Difference: Bounty Hunter and a Bail Bondsman

Though these two agents sometimes work together, there are big differences between them. Bail bondsmen and bounty hunters (aka fugitive recovery or bail enforcement agents) are at times confused with one another, but they each move in their own unique circles and are regulated in completely different ways.

The 1873 Supreme Court trial of Taylor v. Taintor is cited as the origin of the law that a person into whose custody a defendant is remanded as part of the bail process has “sweeping rights” to that person. When a suspect “jumps bail,” this is the time when these two professions will interact, ultimately to bring the defendant back in front of the court and assure the bail is voided instead of forfeited.

What is a Bounty Hunter?

Specializing in capturing fugitives, these recovery agents are paid a monetary reward (bounty) for their services of locating, arresting and detaining. They are in most cases employed by the bondsman, are usually paid around 10% of the bail premium and are not responsible for the fugitive’s bail in any way. Bounty Hunters claim to catch about 90% of defendants who fail to appear. {Rachel Clarke (June 19, 2003). “Above the law: US bounty hunters“. BBC News. http://news.bbc.co.uk/2/hi/americas/3003886.stm.}

Depending on varying state laws, bounty hunters can enter a fugitive’s private property without a warrant to arrest them (though they cannot pursue a defendant into another’s home without that owner’s permission or a warrant). They are generally asked to train and test with firearms, handcuffs, tasers, and other powerful weapons and protective vests. Some states do not require formal training or even a license, only the bondsman’s sanction to operate – however many states have legal requirements that leave an out-of-state bounty hunter powerless in pursuing a fugitive across their borders.
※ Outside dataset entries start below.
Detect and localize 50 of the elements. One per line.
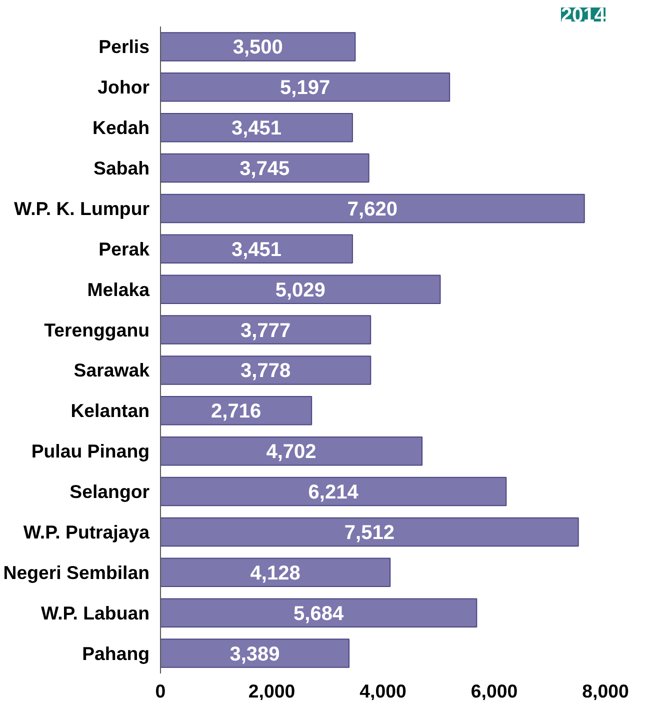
y-tick-label: Pahang [82,642,150,664]
y-tick-label: Pulau Pinang [31,440,150,462]
bar [160,517,579,547]
bar [160,72,450,102]
bar [160,598,478,628]
data-label: 3,451 [231,238,282,261]
y-tick-label: Sarawak [74,360,150,381]
data-label: 7,620 [347,198,398,220]
y-tick-label: W.P. K. Lumpur [14,198,150,219]
y-tick-label: Johor [98,76,150,98]
data-label: 3,777 [240,320,291,342]
data-label: 3,778 [240,360,291,382]
data-label: 3,500 [232,36,283,59]
y-tick-label: Perlis [98,36,150,58]
y-tick-label: Kedah [92,117,150,138]
bar [160,274,441,304]
data-label: 3,451 [231,118,282,140]
y-tick-label: Terengganu [44,319,150,340]
data-label: 2,716 [211,400,262,423]
data-label: 7,512 [344,522,394,544]
bar [160,112,353,142]
y-tick-label: Perak [98,238,150,260]
y-tick-label: Sabah [94,158,150,179]
bar [160,476,507,506]
data-label: 5,684 [294,602,344,625]
annotation: 2014 [561,4,606,26]
y-tick-label: W.P. Putrajaya [23,521,150,542]
bar [160,234,353,264]
bar [160,558,391,588]
data-label: 6,214 [308,482,360,504]
y-tick-label: Selangor [70,481,150,502]
y-tick-label: Negeri Sembilan [3,562,150,583]
data-label: 5,029 [275,279,326,302]
bar [160,194,585,224]
bar [160,436,423,466]
y-tick-label: Melaka [87,278,150,300]
bar [160,638,350,668]
bar [160,356,372,385]
data-label: 5,197 [280,77,330,100]
y-tick-label: Kelantan [70,400,150,422]
data-label: 4,128 [250,562,300,584]
bar [160,315,372,344]
bar [160,32,356,62]
bar [160,396,312,426]
data-label: 4,702 [266,441,316,464]
data-label: 3,745 [240,158,290,180]
y-tick-label: W.P. Labuan [40,602,150,624]
x-tick-label: 0 [155,680,166,702]
bar [160,153,370,183]
data-label: 3,389 [230,643,280,666]
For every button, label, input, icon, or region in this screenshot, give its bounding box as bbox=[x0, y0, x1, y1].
Texas requires a bounty hunter to be a peace or security officer or private investigator; Louisiana requires special clothing to identify themselves as such; Kentucky prohibits any form of bounty hunting, and the state doesn’t have a system of bail bondsmen, so only a peace officer can make an arrest – the variances are endless. Crossing into another country can cause a bounty hunter to be arrested for kidnapping; one example was when TV star “Dog” Chapman was arrested after going into Mexico to capture Andrew Luster, the infamous millionaire rapist and fugitive. Dog was released and he then returned to the U.S., only to be declared a fugitive himself and subsequently arrested for extradition back to Mexico.

What is different about a Bail Bondsman?

A bail bond company is licensed by each state’s Department of Insurance – to write contracts, post surety bail bonds to release defendants from jail, and handle various forms involved in allowing a defendant freedom until their assigned court date. The bail agent guarantees to indemnify the surety (insurance company) in case of forfeiture of the bail (for failure of the defendant to appear). Though a bail agent might go to a jail with papers to sign, they are typically not armed nor do they go out searching for a bail jumper to arrest.

Familiar with the local workings of the criminal court system and its regulations, the bond company can be instrumental in securing a more rapid release of an incarcerated suspect. Because the courts save money when working through professional bondsmen, it is typical to find lower fines and before refunding the balance; they also might deduct payment for public defender fees as well.